When you are thinking about moving to a new country you do a lot of reading. I cannot even IMAGINE how people contemplated moving to another place before the internet. Seriously… how would you have any idea of what was what if you couldn’t read the expat discussion groups? They were brave back in the day. Or maybe ignorance was bliss.
While you investigate this new place – long before you have made your final decision that you are prepared to give it a go – you have ‘moments’. Good ‘moments’. And not so good ‘moments. I’ll give you some examples of moments we experienced while researching life in Dubai (both having never even visited).
Slightly-not-so-good-moment: finding out that the same job has different rates of pay for employees depending on their nationality. For example, Phillipino maids are paid more that Sri Lankans maids even though they work the same hours and under the same conditions.
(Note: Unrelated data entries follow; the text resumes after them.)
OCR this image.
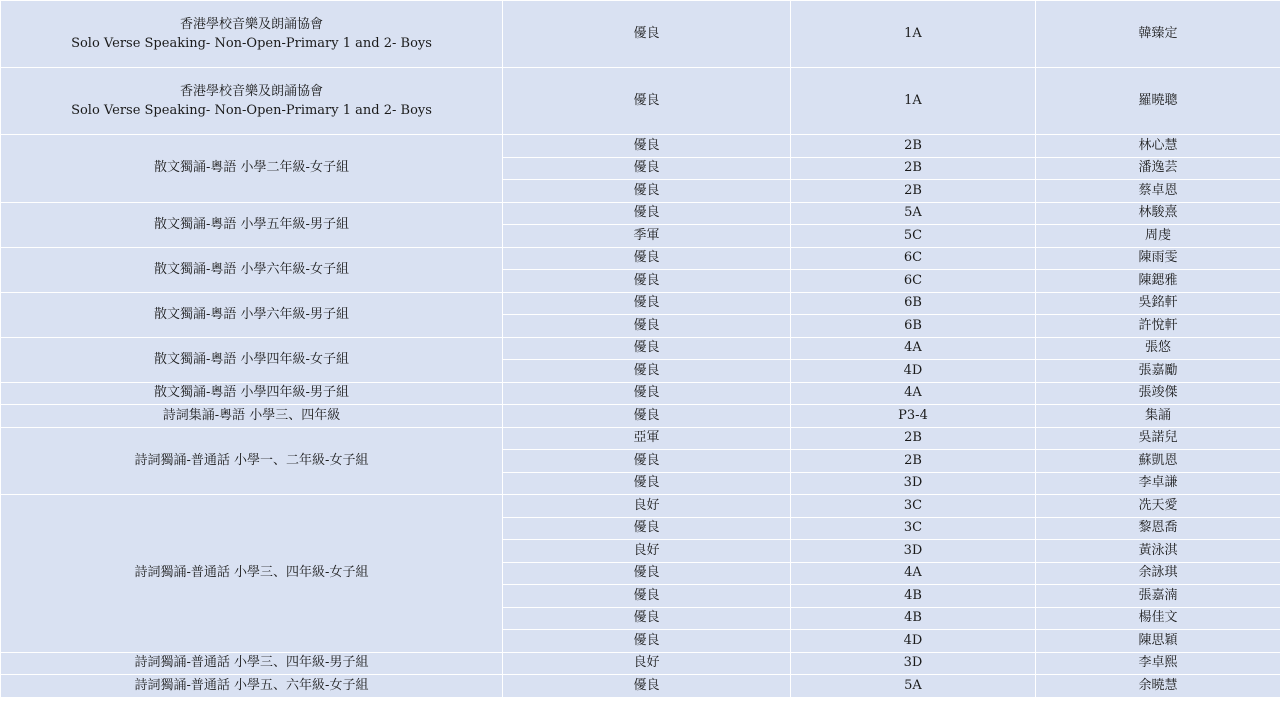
香港學校音樂及朗誦協會
Solo Verse Speaking- Non-Open-Primary 1 and 2- Boys	優良	1A	韓臻定

香港學校音樂及朗誦協會
Solo Verse Speaking- Non-Open-Primary 1 and 2- Boys	優良	1A	羅曉聰
散文獨誦-粵語 小學二年級-女子組	優良	2B	林心慧
	優良	2B	潘逸芸
	優良	2B	蔡卓恩
散文獨誦-粵語 小學五年級-男子組	優良	5A	林駿熹
	季軍	5C	周虔
散文獨誦-粵語 小學六年級-女子組	優良	6C	陳雨雯
	優良	6C	陳鍶雅
散文獨誦-粵語 小學六年級-男子組	優良	6B	吳銘軒
	優良	6B	許悅軒
散文獨誦-粵語 小學四年級-女子組	優良	4A	張悠
	優良	4D	張嘉勵
散文獨誦-粵語 小學四年級-男子組	優良	4A	張竣傑
詩詞集誦-粵語 小學三、四年級	優良	P3-4	集誦
詩詞獨誦-普通話 小學一、二年級-女子組	亞軍	2B	吳諾兒
	優良	2B	蘇凱恩
	優良	3D	李卓謙
詩詞獨誦-普通話 小學三、四年級-女子組	良好	3C	冼天愛
	優良	3C	黎恩喬
	良好	3D	黃泳淇
	優良	4A	余詠琪
	優良	4B	張嘉湳
	優良	4B	楊佳文
	優良	4D	陳思穎
詩詞獨誦-普通話 小學三、四年級-男子組	良好	3D	李卓熙
詩詞獨誦-普通話 小學五、六年級-女子組	優良	5A	余曉慧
The reason this is not a strongly-not-so-good-moment is because;
a) as a Western-educated anglo-saxons we’re probably going to experience positive discrimination when it comes to salary in this regard, and
b) despite the fact that we don’t feel comfortable with that approach ourselves, we do try to operate under the assumption that the rest of the world does NOT need to hold the same values. (Stay tuned for the inevitable culture-shocked rant a few months down the track to see how long we can maintain this attitude.)
How-bad-is-it-really-gonna-be?-not-so-good-moment: Finding out that it is not uncommon for positions of employment to be advertised with a gender specification. Generally this applies to roles that are very traditionally male or female. For example, roles for Drivers (chauffers) are specified as male. Roles for maids are specified as female (and very often females without husbands. There is actually a pragmatic reason behind the no husbands rule which I can explain if anyone wants me to.) So too are nurses and receptionists specified as being female.
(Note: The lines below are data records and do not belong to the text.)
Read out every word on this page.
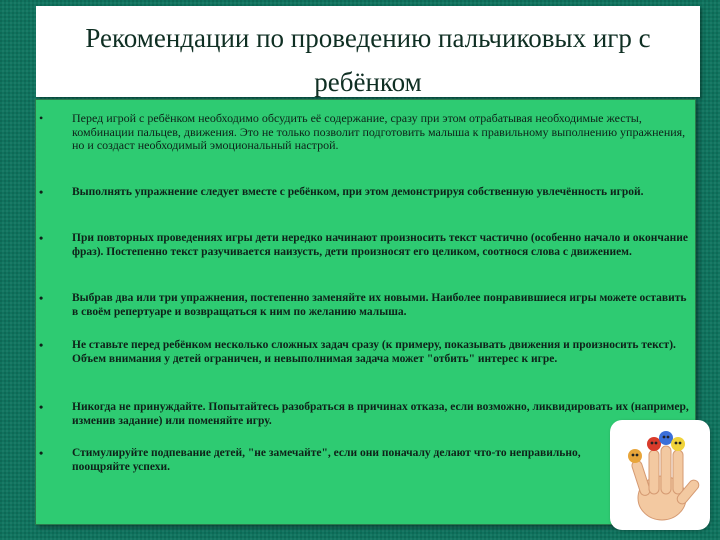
Рекомендации по проведению пальчиковых игр с ребёнком
• Перед игрой с ребёнком необходимо обсудить её содержание, сразу при этом отрабатывая необходимые жесты, комбинации пальцев, движения. Это не только позволит подготовить малыша к правильному выполнению упражнения, но и создаст необходимый эмоциональный настрой.
•	Выполнять упражнение следует вместе с ребёнком, при этом демонстрируя собственную увлечённость игрой.
•	При повторных проведениях игры дети нередко начинают произносить текст частично (особенно начало и окончание фраз). Постепенно текст разучивается наизусть, дети произносят его целиком, соотнося слова с движением.
•	Выбрав два или три упражнения, постепенно заменяйте их новыми. Наиболее понравившиеся игры можете оставить в своём репертуаре и возвращаться к ним по желанию малыша.
•	Не ставьте перед ребёнком несколько сложных задач сразу (к примеру, показывать движения и произносить текст). Объем внимания у детей ограничен, и невыполнимая задача может "отбить" интерес к игре.
•	Никогда не принуждайте. Попытайтесь разобраться в причинах отказа, если возможно, ликвидировать их (например, изменив задание) или поменяйте игру.
•	Стимулируйте подпевание детей, "не замечайте", если они поначалу делают что-то неправильно, поощряйте успехи.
I haven’t seen an instance within the Information Technology sector (at least at the professional level) where gender has been specified. So I live in hope. However, this could just be because it is assumed that the candidates will generally be male. Although I do know of women holding these roles in Dubai.
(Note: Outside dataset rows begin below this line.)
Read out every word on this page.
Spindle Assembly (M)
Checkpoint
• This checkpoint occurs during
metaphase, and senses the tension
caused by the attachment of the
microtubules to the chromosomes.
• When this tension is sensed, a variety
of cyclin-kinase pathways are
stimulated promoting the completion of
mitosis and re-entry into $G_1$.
Its not the prospect of not getting a job that really concerns me. What concerns me is the impact that my gender will have on me if I chose to continue as a consultant for a big-4. Is it an issue sending out a female consultant to clients? I don’t know.
If this IS an acceptable practise, how to I navigate my role as a woman amongst people that are not used to women being in authority? (Again… this might not even be the case and I admit I am working on a lot of untested assumptions here.)
Well, at least I have the benefit of having worked in a culture with different views than my home country when it comes to behavior towards women in the workplace. Australia is far more PC than Western Europe in these matters, and I see a lot of Australians quite shocked by behavior that is seen as normal by Western Europeans. It took some getting used to.
The kicker is… if I found the Netherlands confronting at times on this issue, how on earth am I going to deal with the Middle East? It will be interesting. I am hoping that the gulf between men and women is somewhat exaggerated by the Western media. A fact highlighted to me when a compatriot and friend of mine asked me how I was going to cope wearing a Burkha!
Really-good-moment: We were sitting on the couch surfing frantically one evening in Sydney when my husband turned to me and said, ‘They have Carrefour!’ We both looked at eachother for a minute with misty eyes for one and half seconds before I said, ‘I’m there!’
For anyone that hasn’t experienced the bliss that is known as a french supermarket, its probably for the best. They ruin you for all other supermarkets. (Okay, so English and Japanese supermarkets are pretty great too.) Aisle-upon-aisle of french cheeses, pates and charcuterie, Champagne and Cognac (at reasonable prices no less) and fresh, delicious fruits and vegetables. If I die and go to heaven there will be a perfect replica of the Carrefour supermarket in Lille, and I will never get fat eating my way through it.
I was amused to read that Carrefour in the UAE accepts the following methods of payment…UAE Dhs (that’s Dirhams), US Dollars, Saudi Riyals, Kuwaiti Dinars, Omani Ryals, Qatari Riyals, Bahraini Dinars and Euros.
All I can say is.. it will be nice to back in the ‘middle’ of the world again where there are strange and different places all around you, each with their own currency and history. I can’t wait!